Q: So where does that leave the socialist Left?
In not a bad position, provided we all keep our heads. None of the above should necessarily change the strategic assessment of Syriza or similar formations or the relationship one should seek with them. It does mean, however, that the politics of projecting ones hopes onto it should end and that there should be a return to sober and evidence-led assessment.
There is space for advancing the socialist strategic arguments — politically, ideologically and in the course of contributing to real struggle and the recreation of working class fighting capacity.
The questions are posed now. It’s not an issue of waiting until the radical Left faces the test of government.
The issue in Greece is not what the non-Syriza Left say or where they vote. It is, in reality and in the actual calculus of the Greek political system, who Syriza would be able to form a government with. It had banked on having the support, if not the participation in coalition, of the centre-Left Dimar and/or the Independent Greeks, on paper anti-austerity but also right-wing nationalists. Both of these parties are falling apart — unlike the non-Syriza radical Left.

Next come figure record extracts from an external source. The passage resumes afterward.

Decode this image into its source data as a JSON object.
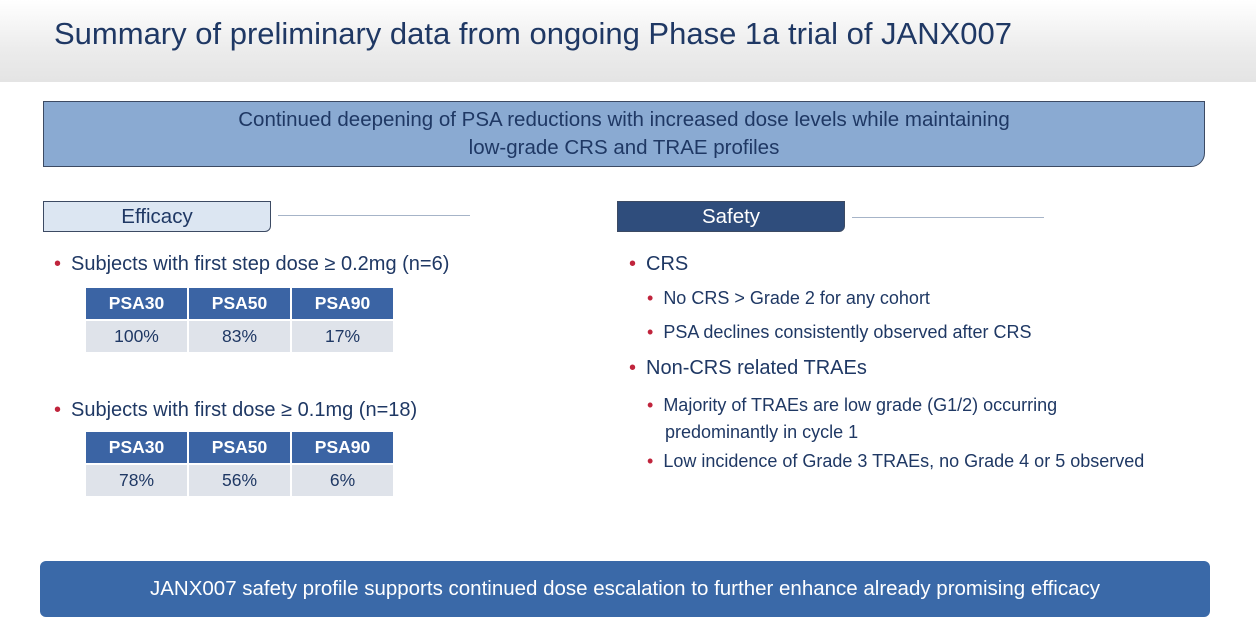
{
  "title": "Summary of preliminary data from ongoing Phase 1a trial of JANX007",
  "headline": {
    "line1": "Continued deepening of PSA reductions with increased dose levels while maintaining",
    "line2": "low-grade CRS and TRAE profiles"
  },
  "efficacy": {
    "label": "Efficacy",
    "groups": [
      {
        "bullet": "Subjects with first step dose ≥ 0.2mg (n=6)",
        "headers": [
          "PSA30",
          "PSA50",
          "PSA90"
        ],
        "values": [
          "100%",
          "83%",
          "17%"
        ]
      },
      {
        "bullet": "Subjects with first dose ≥ 0.1mg (n=18)",
        "headers": [
          "PSA30",
          "PSA50",
          "PSA90"
        ],
        "values": [
          "78%",
          "56%",
          "6%"
        ]
      }
    ]
  },
  "safety": {
    "label": "Safety",
    "items": [
      {
        "text": "CRS",
        "sub": [
          {
            "line1": "No CRS > Grade 2 for any cohort"
          },
          {
            "line1": "PSA declines consistently observed after CRS"
          }
        ]
      },
      {
        "text": "Non-CRS related TRAEs",
        "sub": [
          {
            "line1": "Majority of TRAEs are low grade (G1/2) occurring",
            "line2": "predominantly in cycle 1"
          },
          {
            "line1": "Low incidence of Grade 3 TRAEs, no Grade 4 or 5 observed"
          }
        ]
      }
    ]
  },
  "bullet_glyph": "•",
  "conclusion": "JANX007 safety profile supports continued dose escalation to further enhance already promising efficacy"
}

So the test of government is not immediate. The test in relation to the struggle is immediate. Here, it is simply evasion to pretend that the strategy of the Syriza leadership is not at odds with militant prosecution of important struggles. For example, the significant national teachers strike was abandoned by lay officials of Syriza (including of its Left) and of the Communist Party, despite an absolute majority vote by teachers expressed in mass meetings.

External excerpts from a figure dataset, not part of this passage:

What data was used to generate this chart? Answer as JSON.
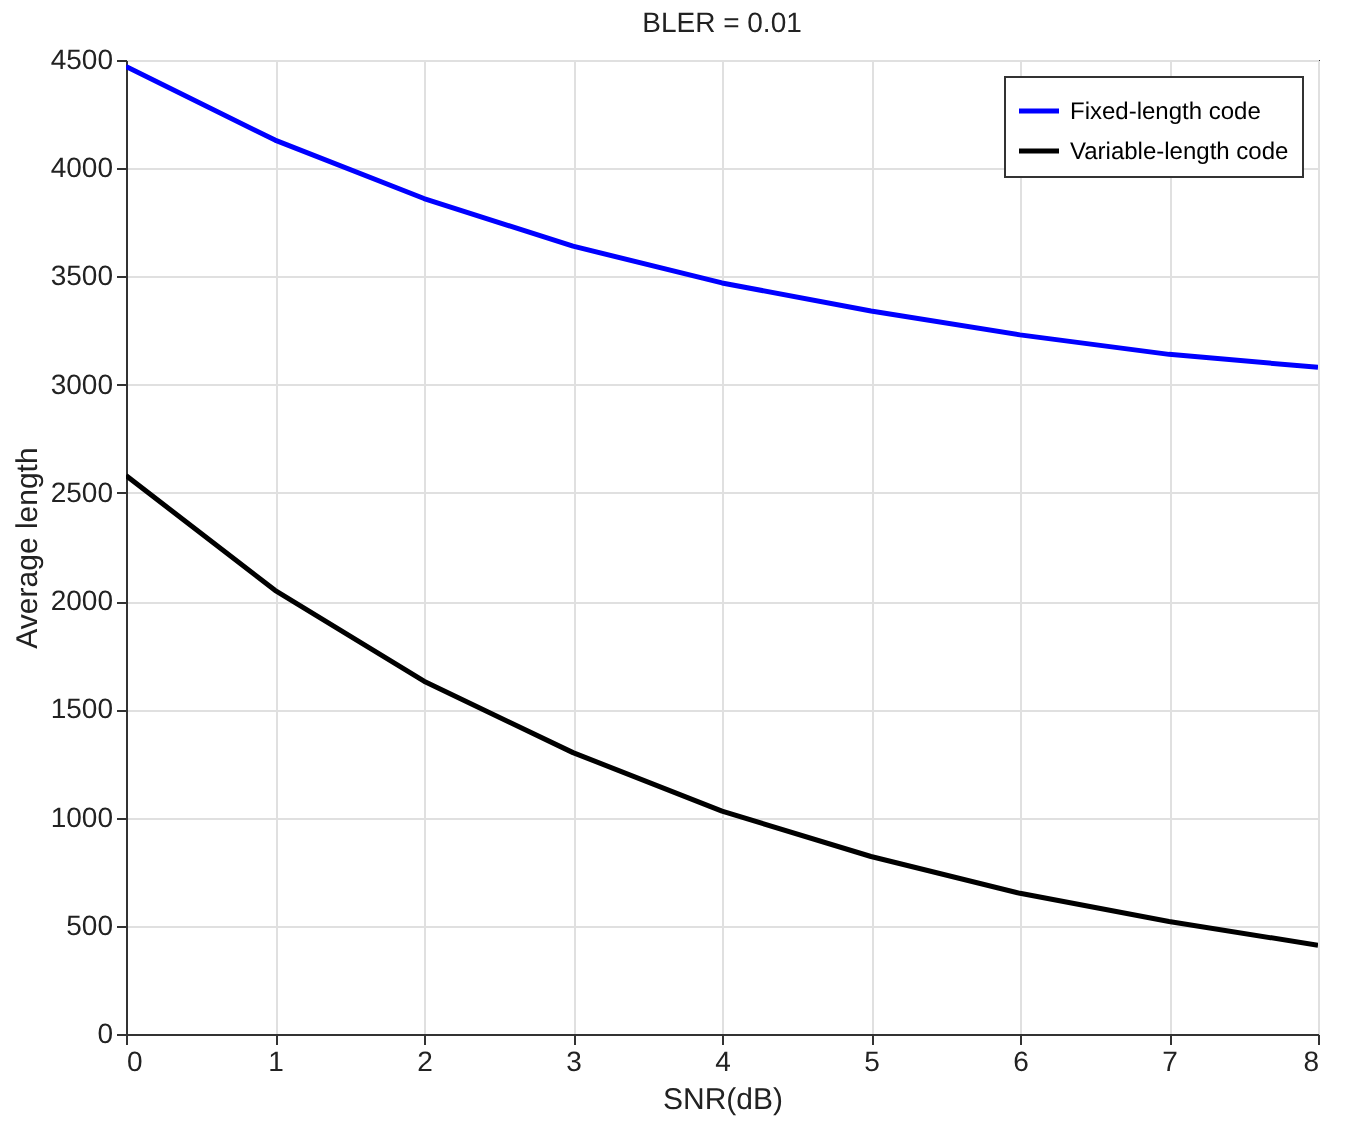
{
  "chart_data": {
    "type": "line",
    "title": "BLER = 0.01",
    "xlabel": "SNR(dB)",
    "ylabel": "Average length",
    "x": [
      0,
      1,
      2,
      3,
      4,
      5,
      6,
      7,
      8
    ],
    "series": [
      {
        "name": "Fixed-length code",
        "color": "#0000ff",
        "values": [
          4470,
          4130,
          3860,
          3640,
          3470,
          3340,
          3230,
          3140,
          3080
        ]
      },
      {
        "name": "Variable-length code",
        "color": "#000000",
        "values": [
          2580,
          2050,
          1630,
          1300,
          1030,
          820,
          650,
          520,
          410
        ]
      }
    ],
    "xlim": [
      0,
      8
    ],
    "xticks": [
      0,
      1,
      2,
      3,
      4,
      5,
      6,
      7,
      8
    ],
    "ylim": [
      0,
      4500
    ],
    "yticks": [
      0,
      500,
      1000,
      1500,
      2000,
      2500,
      3000,
      3500,
      4000,
      4500
    ],
    "grid": true,
    "legend": "top right",
    "marker": "none",
    "line_style": "solid"
  }
}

That’s not some atrocity story. It is but one example of the fantasy of imagining that there is only a singular present danger: sectarianism and abstention. Also clear and present are unnecessary compromise and providing cover for badly mistaken strategy.

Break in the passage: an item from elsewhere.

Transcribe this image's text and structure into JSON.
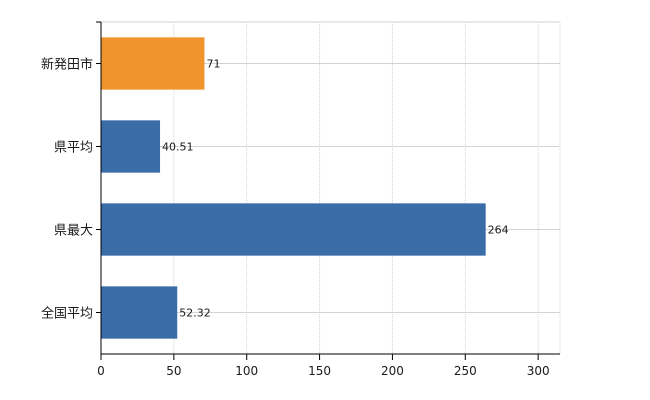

Most scratches don’t lead to gangrene. They require just a bit of antiseptic and a sticking plaster, not debridement of the flesh or amputation. (Just how many perfectly serviceable limbs have been lopped for want of that distinction?)
Some choices are secondary. Others can be usefully deferred or finessed. But some are important.
Rushing to a press conference in Brussels to issue a statement in favour of the club rules of the gang of thieves that is the EU; or instead putting front and centre the closest practical alliance with masses of people raising the flag of the Spanish Republic?
I believe I know which choice best serves the radical Left. Whether you agree or not — let no one imagine that there is not a choice.
Thanks to Karen Dominguez of US Socialist Worker for prompting this piece.